¹⁸F-FDG-PET Detects Drastic Changes in Brain Metabolism in the Tg4–42 Model of Alzheimer’s Disease
Caroline Bouter¹, Philipp Henniges², Timon N. Franke², Caroline Irwin², Carsten Oliver Sahlmann¹, Marius E. Sichler², Nicola Beindorff³, Thomas A. Bayer² and Yvonne Bouter^2
1Department of Nuclear Medicine, University Medical Center Göttingen (UMG), Georg-August-University, Göttingen, Germany
²Division of Molecular Psychiatry, Department of Psychiatry and Psychotherapy, University Medical Center Göttingen (UMG), Georg-August-University, Göttingen, Germany
³Berlin Experimental Radionuclide Imaging Center (BERIC), Charité—University Medicine Berlin, Berlin, Germany

https://doi.org/10.3389/fnagi.2018.00425

Summary
The authors have used one of the latest mouse Alzheimer’s Disease (AD) models (Tg4-42 transgenic mutation, which overexpresses the Ab4-42 peptide, which is truncated on the N-terminal region, causing neurotoxicity and Ab aggregation, which are similar to AD). As the AD patients show altered glucose metabolism, the authors chose to follow it with the most common radiopharmaceutical used in PET, namely ¹⁸F-FDG, and how it can be used together with the MRI as an early biomarker for AD.
They have found that Tg4-42 mice show a reduction of glucose-metabolism, which correlates with their age, and the decreased 18F-FDG uptake can be shown in early age (3 months).

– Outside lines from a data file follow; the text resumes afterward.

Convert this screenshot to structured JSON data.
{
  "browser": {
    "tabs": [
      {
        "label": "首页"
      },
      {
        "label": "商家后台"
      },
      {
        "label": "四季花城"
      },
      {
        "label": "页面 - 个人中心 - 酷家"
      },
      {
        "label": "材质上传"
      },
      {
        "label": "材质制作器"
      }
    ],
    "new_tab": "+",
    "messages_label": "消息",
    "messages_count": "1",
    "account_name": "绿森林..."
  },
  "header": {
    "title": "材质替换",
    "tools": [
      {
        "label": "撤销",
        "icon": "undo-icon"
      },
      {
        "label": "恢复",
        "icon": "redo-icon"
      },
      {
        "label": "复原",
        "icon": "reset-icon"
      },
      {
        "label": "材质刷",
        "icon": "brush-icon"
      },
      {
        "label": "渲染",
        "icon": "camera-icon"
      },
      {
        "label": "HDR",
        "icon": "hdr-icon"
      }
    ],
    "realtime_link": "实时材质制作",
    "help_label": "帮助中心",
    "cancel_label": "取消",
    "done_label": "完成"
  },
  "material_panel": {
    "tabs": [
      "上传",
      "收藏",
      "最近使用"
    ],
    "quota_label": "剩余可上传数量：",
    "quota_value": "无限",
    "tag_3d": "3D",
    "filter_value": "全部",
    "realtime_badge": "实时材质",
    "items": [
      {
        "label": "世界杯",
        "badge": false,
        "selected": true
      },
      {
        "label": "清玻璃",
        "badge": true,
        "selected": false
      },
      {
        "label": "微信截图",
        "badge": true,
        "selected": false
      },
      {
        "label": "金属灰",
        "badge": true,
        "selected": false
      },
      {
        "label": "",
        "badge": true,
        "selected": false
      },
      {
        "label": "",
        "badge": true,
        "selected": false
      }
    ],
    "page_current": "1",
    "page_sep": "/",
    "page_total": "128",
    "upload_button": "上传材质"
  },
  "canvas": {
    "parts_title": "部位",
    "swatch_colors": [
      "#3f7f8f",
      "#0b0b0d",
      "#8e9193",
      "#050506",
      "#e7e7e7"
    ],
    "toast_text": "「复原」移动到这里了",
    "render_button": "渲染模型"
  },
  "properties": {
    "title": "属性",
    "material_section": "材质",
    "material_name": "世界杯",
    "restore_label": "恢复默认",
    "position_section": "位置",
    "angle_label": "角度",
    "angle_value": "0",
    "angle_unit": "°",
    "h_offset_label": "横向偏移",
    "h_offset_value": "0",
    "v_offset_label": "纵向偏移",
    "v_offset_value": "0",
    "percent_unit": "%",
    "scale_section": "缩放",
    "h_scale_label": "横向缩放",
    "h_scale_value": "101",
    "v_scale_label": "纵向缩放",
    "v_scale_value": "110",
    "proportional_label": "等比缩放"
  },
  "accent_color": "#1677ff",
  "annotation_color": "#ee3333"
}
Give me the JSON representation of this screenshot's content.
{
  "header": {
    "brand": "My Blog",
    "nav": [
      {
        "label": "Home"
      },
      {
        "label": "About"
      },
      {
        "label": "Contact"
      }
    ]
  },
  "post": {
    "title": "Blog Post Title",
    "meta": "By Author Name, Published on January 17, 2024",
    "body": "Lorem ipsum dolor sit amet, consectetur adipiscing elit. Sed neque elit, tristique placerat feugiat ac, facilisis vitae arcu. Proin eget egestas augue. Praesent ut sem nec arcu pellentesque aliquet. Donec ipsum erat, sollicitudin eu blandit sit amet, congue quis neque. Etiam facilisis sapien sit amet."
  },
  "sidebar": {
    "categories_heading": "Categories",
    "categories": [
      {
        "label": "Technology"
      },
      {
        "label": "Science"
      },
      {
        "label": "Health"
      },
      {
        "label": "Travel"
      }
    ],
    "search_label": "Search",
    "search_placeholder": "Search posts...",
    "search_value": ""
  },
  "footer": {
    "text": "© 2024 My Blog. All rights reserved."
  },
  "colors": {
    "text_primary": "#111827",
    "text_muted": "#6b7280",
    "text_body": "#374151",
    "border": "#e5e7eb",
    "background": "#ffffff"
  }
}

Results from nanoScan PET/MRI 1T
For the PET/MRI studies, the authors have used a nanoScan PET/MRI 1T, which could provide a fast measurement method together with good statistics. Young (3-4 months) and aged (7-8 months) Tg4-42 (n=7, female) and aged WT C57Bl/6J (7-8 months, n=5, female) control mice were used in this study. The authors have followed the standard ¹⁸F-FDG PET/MRI protocol, as the mice were fasted overnight, and 9-21 MBq activity was injected into the tail vein, with a 45 minute long uptake period.
The PET scans were performed for 20 minutes , which was followed by a Tera-Tomo 3D reconstruction method with a 0.3 mm³. For the MRI, the authors have used GRE sequence as a material map for attenuation and scatter correction in the PET reconstruction, and as a brain atlas. The analysis was performed with PMOD software.

Figure 3. shows the main results from the PET/MRI acquisitions: a-c) MRI images were matched with predefined brain regions; axial, coronal and sagittal view. d-f) ¹⁸F-FDG-PET images of a WT mouse. g-i) 18F-FDG-PET images of a young Tg4–42 mouse. j-l) 18F-FDG-PET images of an aged Tg4–42 mouse. A, Amygdala; Bs, Brain Stem; C, Cortex; Cb, Cerebellum; H, Hypothalamus; Hc, Hippocampus; Hg, Harderian glands; M, Midbrain; O, Olfactory Bulb; S, Septum/Basal Forebrain; St, Striatum; T, Thalamus.

• These results suggest that ¹⁸F-FDG uptake was distinctly lower in aged Tg4–42 mice compared to WT mice. In young Tg4–42 mice 18F-FDG the uptake did not show significant differences in whole brain uptake but it was reduced in the hippocampus, forebrain, hypothalamus, amygdala and midbrain.
  
• The study showed that Tg4-42 can be a useful AD model to monitor the effects of various therapeutic strategies in vivo using ¹⁸F-FDG uptake as a therapeutic readout.